When to use services mode

  • You want fewer Tailscale machines without managing external DNS
  • Auto-assigned .ts.net FQDNs are acceptable for your use case
  • You don’t need UDP or custom domains

Proxy Provider Resolution

  1. Per-proxy label (tsdproxy.proxyprovider)
  2. Target provider default (defaultProxyProvider)
  3. Global default (top-level defaultProxyProvider)
  4. First available provider

Proxy Lifecycle

StateDescription
InitializingBeing created
StartingConnecting to Tailscale
AuthenticatingWaiting for auth (visit the auth URL)
AwaitingApprovalRegistered, waiting for admin approval in Tailscale
AuthFailedAuthentication failed (invalid key, bad tags, etc.)
DeviceConflictHostname collision with an existing Tailscale device
ReconcilingCleaning up stale devices before starting
RunningActive
StoppingShutting down
StoppedRemoved
PausedTemporarily disabled
ErrorFatal error

Note

The AwaitingApproval status appears when a node registers with Tailscale but an admin needs to approve it in the Tailscale admin console.
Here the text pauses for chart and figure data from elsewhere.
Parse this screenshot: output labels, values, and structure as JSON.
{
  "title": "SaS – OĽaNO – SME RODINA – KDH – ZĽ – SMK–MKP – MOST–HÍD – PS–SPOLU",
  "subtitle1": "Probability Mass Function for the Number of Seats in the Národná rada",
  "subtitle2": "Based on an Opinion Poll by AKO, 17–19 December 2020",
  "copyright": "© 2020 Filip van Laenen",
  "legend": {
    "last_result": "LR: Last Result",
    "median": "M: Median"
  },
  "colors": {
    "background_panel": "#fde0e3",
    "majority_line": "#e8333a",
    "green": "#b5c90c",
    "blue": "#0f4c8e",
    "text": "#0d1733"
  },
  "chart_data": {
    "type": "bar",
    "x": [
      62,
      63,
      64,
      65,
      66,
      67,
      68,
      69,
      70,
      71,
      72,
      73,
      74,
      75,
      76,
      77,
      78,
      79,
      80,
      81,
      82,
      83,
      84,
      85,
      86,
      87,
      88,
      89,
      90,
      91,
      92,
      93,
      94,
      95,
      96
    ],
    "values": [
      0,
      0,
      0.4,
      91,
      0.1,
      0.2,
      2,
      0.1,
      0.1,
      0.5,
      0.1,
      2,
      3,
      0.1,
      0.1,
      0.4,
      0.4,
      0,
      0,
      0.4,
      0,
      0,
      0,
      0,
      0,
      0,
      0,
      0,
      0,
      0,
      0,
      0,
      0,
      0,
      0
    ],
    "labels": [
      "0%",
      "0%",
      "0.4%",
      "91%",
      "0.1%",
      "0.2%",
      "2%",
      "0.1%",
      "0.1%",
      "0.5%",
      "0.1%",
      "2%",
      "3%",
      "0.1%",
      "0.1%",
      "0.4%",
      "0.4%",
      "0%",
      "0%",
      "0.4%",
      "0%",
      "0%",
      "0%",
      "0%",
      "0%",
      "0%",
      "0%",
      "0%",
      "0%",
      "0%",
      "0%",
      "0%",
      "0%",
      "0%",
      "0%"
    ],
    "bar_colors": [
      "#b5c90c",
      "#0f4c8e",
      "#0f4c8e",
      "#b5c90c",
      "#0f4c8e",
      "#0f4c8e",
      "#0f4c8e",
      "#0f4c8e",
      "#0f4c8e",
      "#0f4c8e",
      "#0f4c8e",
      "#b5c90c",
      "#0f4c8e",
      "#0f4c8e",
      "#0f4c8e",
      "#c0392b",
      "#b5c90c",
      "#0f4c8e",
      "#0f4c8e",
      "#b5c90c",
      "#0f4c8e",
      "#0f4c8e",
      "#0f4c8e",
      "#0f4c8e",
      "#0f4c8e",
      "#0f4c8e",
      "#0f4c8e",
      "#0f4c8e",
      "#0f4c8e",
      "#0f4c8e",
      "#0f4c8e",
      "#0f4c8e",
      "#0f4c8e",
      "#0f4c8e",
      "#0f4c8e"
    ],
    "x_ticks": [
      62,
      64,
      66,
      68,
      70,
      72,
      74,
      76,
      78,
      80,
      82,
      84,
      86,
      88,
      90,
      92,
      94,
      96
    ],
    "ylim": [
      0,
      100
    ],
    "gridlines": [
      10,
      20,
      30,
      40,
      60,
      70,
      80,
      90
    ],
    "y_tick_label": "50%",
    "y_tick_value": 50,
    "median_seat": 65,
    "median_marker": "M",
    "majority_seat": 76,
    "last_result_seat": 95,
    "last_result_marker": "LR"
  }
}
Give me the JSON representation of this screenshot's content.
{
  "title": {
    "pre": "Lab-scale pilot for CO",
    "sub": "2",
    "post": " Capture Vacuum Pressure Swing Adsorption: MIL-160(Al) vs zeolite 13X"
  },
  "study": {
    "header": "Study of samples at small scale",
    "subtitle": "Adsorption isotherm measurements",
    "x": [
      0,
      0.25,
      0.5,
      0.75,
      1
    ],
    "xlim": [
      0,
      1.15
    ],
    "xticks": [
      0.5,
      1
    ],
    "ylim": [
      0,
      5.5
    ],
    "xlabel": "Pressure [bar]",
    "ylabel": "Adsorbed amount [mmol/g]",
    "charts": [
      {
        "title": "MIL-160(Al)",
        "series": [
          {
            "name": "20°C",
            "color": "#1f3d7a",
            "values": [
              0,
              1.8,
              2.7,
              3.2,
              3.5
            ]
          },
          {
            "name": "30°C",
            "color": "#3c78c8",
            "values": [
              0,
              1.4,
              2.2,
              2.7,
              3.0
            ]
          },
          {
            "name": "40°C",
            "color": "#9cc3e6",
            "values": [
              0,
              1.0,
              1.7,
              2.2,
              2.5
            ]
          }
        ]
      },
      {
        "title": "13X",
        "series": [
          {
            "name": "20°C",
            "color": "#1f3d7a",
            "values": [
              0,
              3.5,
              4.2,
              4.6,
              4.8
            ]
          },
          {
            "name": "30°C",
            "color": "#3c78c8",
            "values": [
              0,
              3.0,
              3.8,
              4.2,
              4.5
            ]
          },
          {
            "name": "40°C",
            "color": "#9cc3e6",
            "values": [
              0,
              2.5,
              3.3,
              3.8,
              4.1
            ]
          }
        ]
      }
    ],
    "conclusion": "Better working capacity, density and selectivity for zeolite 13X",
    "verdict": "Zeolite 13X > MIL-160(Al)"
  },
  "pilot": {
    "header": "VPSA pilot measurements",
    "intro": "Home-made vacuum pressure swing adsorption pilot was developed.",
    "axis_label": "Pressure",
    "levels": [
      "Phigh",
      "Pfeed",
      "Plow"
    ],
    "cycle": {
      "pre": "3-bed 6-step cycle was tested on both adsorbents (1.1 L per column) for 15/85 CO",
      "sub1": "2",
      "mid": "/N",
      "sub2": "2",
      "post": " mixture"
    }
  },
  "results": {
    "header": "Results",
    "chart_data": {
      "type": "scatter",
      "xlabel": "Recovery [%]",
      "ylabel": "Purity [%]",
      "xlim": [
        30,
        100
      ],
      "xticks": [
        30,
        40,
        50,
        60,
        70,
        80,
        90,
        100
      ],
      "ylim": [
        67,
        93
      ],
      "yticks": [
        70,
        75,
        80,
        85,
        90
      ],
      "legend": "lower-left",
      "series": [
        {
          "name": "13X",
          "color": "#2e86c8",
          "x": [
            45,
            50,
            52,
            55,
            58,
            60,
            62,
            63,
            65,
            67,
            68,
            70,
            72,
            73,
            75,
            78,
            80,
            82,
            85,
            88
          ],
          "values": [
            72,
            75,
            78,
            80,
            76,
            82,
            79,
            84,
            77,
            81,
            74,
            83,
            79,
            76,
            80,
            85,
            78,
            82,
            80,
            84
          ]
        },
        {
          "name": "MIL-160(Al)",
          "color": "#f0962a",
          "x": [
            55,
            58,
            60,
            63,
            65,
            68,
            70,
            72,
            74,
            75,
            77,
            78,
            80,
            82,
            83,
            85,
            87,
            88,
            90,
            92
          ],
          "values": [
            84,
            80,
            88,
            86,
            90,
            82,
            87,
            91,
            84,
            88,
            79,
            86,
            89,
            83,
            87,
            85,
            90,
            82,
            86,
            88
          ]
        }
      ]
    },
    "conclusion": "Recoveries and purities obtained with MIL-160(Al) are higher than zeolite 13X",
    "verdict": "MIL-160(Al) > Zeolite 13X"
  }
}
This is separate from Authenticating, which means the node has no credentials at all and needs the user to visit an authentication URL.

Note

The AuthFailed status indicates a permanent authentication failure (invalid auth key, mismatched tags, or expired credentials). The proxy will not retry automatically unless authRetry is configured. Check the logs for the specific error.

Note

The DeviceConflict status means another Tailscale device with the same hostname already exists and is online. TSDProxy will not delete online devices. Either remove the conflicting device manually from the Tailscale admin console, or enable preventDuplicates for automatic cleanup of offline duplicates.